Our cancer clock never stops ticking, but we can stop looking.
Khevin Barnes is a Male Breast Cancer survivor, magician and speaker. He is currently writing, composing and producing a comedy stage musical about Male Breast Cancer Awareness. He travels wherever he is invited to speak to (and do a little magic for) men and women about breast cancer. www.BreastCancerSpeaker.com www.MaleBreastCancerSurvivor.com
How many times each day do you become aware of your cancer? The answer, of course, is highly varied and dependent upon the severity, age, type and treatment of the disease. There is no measurable response to this question, but perhaps there is something to be learned by asking.
In the first months after my diagnosis of male breast cancer, my thoughts were virtually hijacked by the uncertainty of my future. That uncertainty hasn’t changed after two-and-a-half years, and the fact is, it never will. But the intensity of those thoughts and fears has softened significantly.

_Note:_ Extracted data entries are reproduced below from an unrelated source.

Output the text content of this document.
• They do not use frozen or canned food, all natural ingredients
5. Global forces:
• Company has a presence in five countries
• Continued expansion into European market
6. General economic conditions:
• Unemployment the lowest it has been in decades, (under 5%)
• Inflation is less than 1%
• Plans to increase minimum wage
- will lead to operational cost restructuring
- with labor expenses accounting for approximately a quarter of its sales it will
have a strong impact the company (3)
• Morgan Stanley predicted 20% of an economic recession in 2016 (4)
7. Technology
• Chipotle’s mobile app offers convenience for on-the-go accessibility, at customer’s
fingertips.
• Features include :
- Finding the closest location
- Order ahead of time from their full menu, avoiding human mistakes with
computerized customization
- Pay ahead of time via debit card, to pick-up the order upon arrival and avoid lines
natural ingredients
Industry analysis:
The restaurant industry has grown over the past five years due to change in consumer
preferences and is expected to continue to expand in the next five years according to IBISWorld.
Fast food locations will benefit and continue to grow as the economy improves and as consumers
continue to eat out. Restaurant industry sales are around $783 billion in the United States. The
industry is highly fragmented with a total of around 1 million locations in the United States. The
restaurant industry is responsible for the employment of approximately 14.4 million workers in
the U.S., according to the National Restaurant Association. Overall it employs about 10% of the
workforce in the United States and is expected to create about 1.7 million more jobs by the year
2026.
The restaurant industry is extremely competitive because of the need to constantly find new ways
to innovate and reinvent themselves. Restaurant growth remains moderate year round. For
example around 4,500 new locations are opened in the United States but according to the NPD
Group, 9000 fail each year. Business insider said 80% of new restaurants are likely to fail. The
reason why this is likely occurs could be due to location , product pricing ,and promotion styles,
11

Scientists refer to this lessening of a reaction to something we experience as “sensory adaptation.” If you smell cookies baking in the oven, that first rush of delight begins to fade after a few minutes. They never smell quite the same after you walk into the kitchen and tickle your olfactory nerves with the aroma of hot, sugary dough, molten chocolate and sweet vanilla. The excitement of your new car or the impact from the experience of watching a live Broadway musical lose their intensity before long. The pleasure is diffused by time. And so it goes with pain, fear, anxiety and doubt.
The risk of cancer returning may be eased a great deal by the so-called five-year survival marker, but let’s face it, once you have joined the cancer club, your membership is forever open.

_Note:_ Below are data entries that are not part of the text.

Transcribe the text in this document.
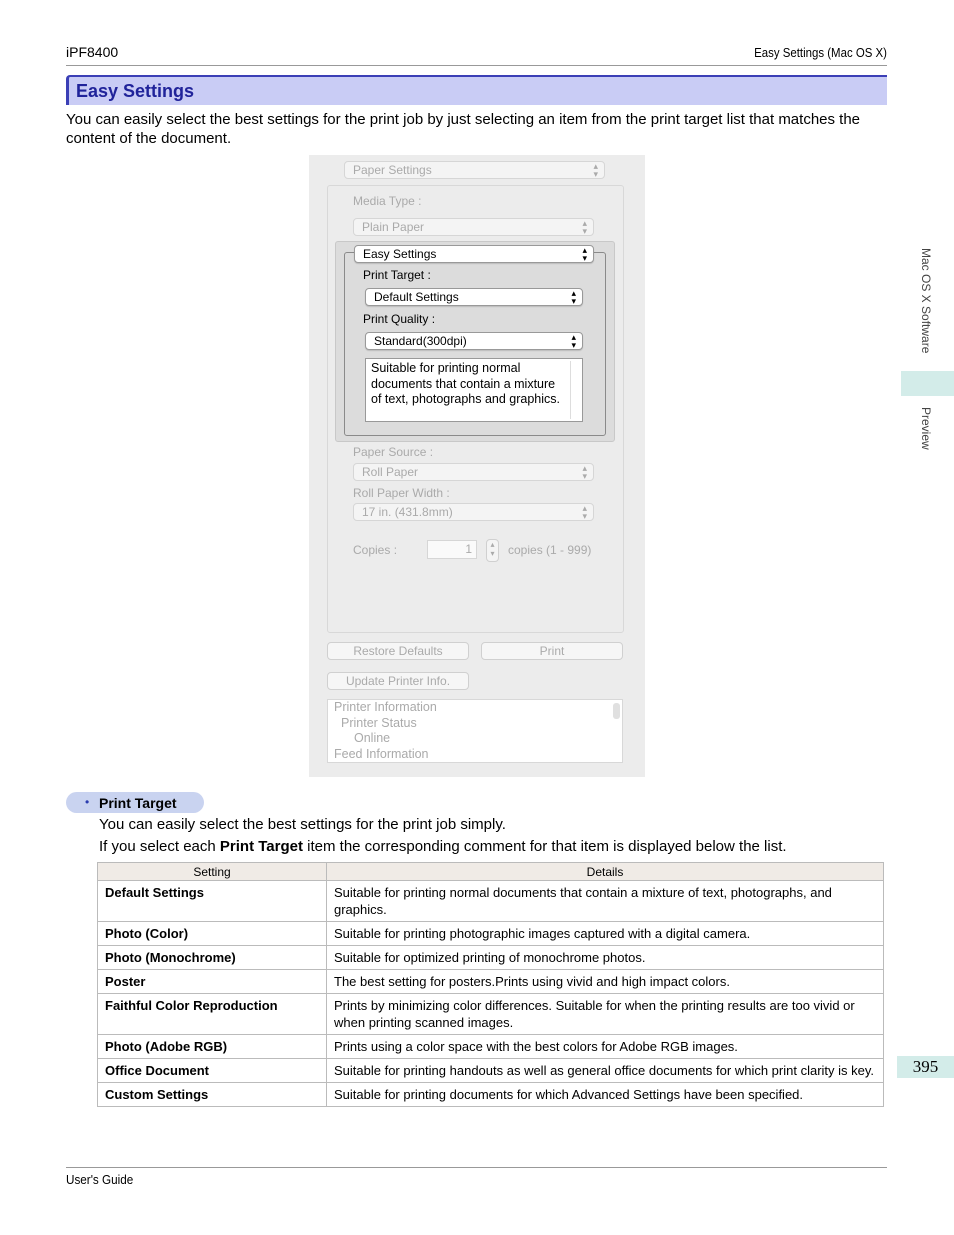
iPF8400	Easy Settings (Mac OS X)
Easy Settings
You can easily select the best settings for the print job by just selecting an item from the print target list that matches the content of the document.
Paper Settings	▴
▾
Media Type :
Plain Paper	▴
▾
Easy Settings	▴
▾
Print Target :
Default Settings	▴
▾
Print Quality :
Standard(300dpi)	▴
▾
Suitable for printing normal documents that contain a mixture of text, photographs and graphics.
Paper Source :
Roll Paper	▴
▾
Roll Paper Width :
17 in. (431.8mm)	▴
▾
Copies :	1	▴
▾	copies (1 - 999)
Restore Defaults	Print
Update Printer Info.
Printer Information
Printer Status
Online
Feed Information
• Print Target
You can easily select the best settings for the print job simply.
If you select each Print Target item the corresponding comment for that item is displayed below the list.
Setting	Details
Default Settings	Suitable for printing normal documents that contain a mixture of text, photographs, and graphics.
Photo (Color)	Suitable for printing photographic images captured with a digital camera.
Photo (Monochrome)	Suitable for optimized printing of monochrome photos.
Poster	The best setting for posters.Prints using vivid and high impact colors.
Faithful Color Reproduction	Prints by minimizing color differences. Suitable for when the printing results are too vivid or when printing scanned images.
Photo (Adobe RGB)	Prints using a color space with the best colors for Adobe RGB images.
Office Document	Suitable for printing handouts as well as general office documents for which print clarity is key.
Custom Settings	Suitable for printing documents for which Advanced Settings have been specified.
Mac OS X Software
Preview
395
User's Guide
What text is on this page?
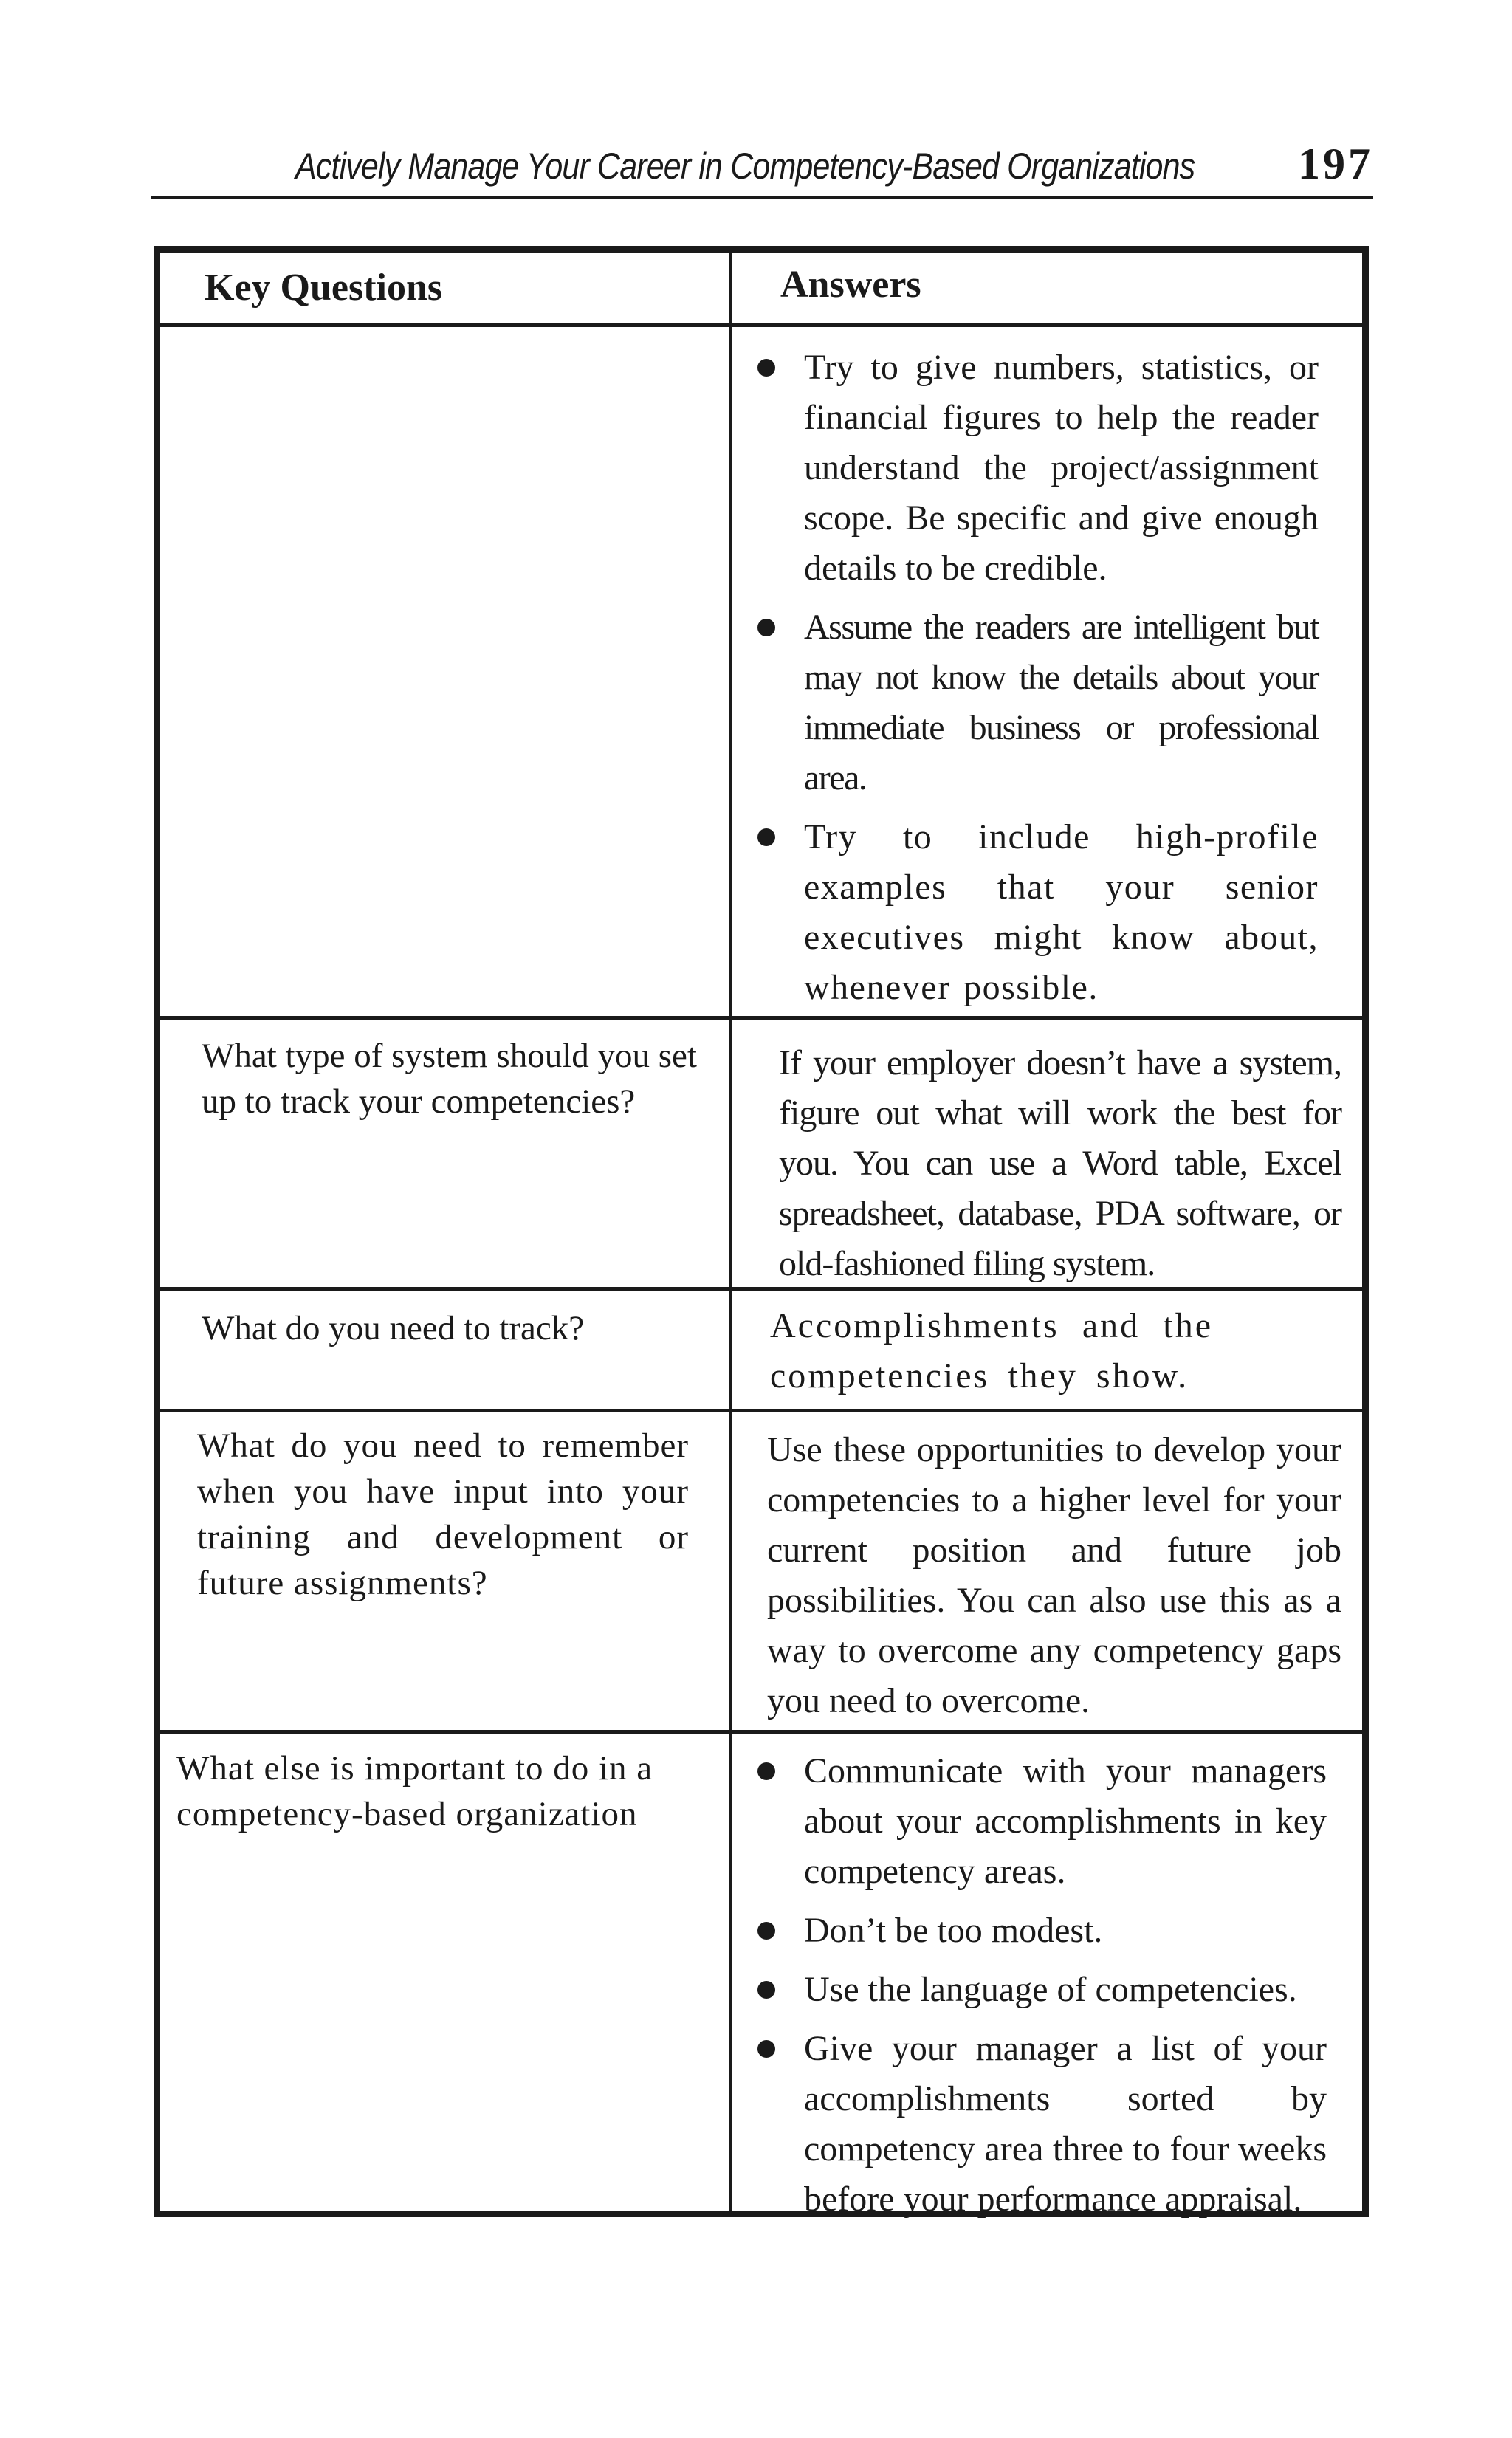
Actively Manage Your Career in Competency-Based Organizations 197
Key Questions	Answers
Try to give numbers, statistics, or financial figures to help the reader understand the project/assignment scope. Be specific and give enough details to be credible.
Assume the readers are intelligent but may not know the details about your immediate business or professional area.
Try to include high-profile examples that your senior executives might know about, whenever possible.
What type of system should you set up to track your competencies?
If your employer doesn’t have a system, figure out what will work the best for you. You can use a Word table, Excel spreadsheet, database, PDA software, or old-fashioned filing system.
What do you need to track?	Accomplishments and the competencies they show.
What do you need to remember when you have input into your training and development or future assignments?
Use these opportunities to develop your competencies to a higher level for your current position and future job possibilities. You can also use this as a way to overcome any competency gaps you need to overcome.
What else is important to do in a competency-based organization
Communicate with your managers about your accomplishments in key competency areas.
Don’t be too modest.
Use the language of competencies.
Give your manager a list of your accomplishments sorted by competency area three to four weeks before your performance appraisal.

But time does heal. And after a while, though, the specifics are different for all of us and we forget to check the clock every day.
At night, when the tightness of my mastectomy scar and the numbness under my left arm wake me, I remember that I am a cancer survivor. When I reach up to turn on the light switch but am hindered by the inability to fully stretch my arm, I am reminded of my cancer. On days when I’m a little stiff from line dancing class or my headache seems to last a little longer, I am reminded of my cancer. When I write an essay or blog, talk to other survivors or get news of yet another clinical trial or promising treatment, I am reminded of my cancer.
But like those cookies baking in my kitchen, the memories of my cancer move on as I turn my attention to living right now in this minute.
Today I am cancer-free, or at the very least, symptom-free. And when negative thoughts of my disease burst forth like the buzzing alarm clock on my nightstand, I can reach over and hit the “snooze” button.
It’s not that I’m going back to sleep, but more like I’m awakening to yet another wave of life, to the possibilities and to the opportunities that arise. And right there at that very moment, time, and yes even cancer, cease to exist.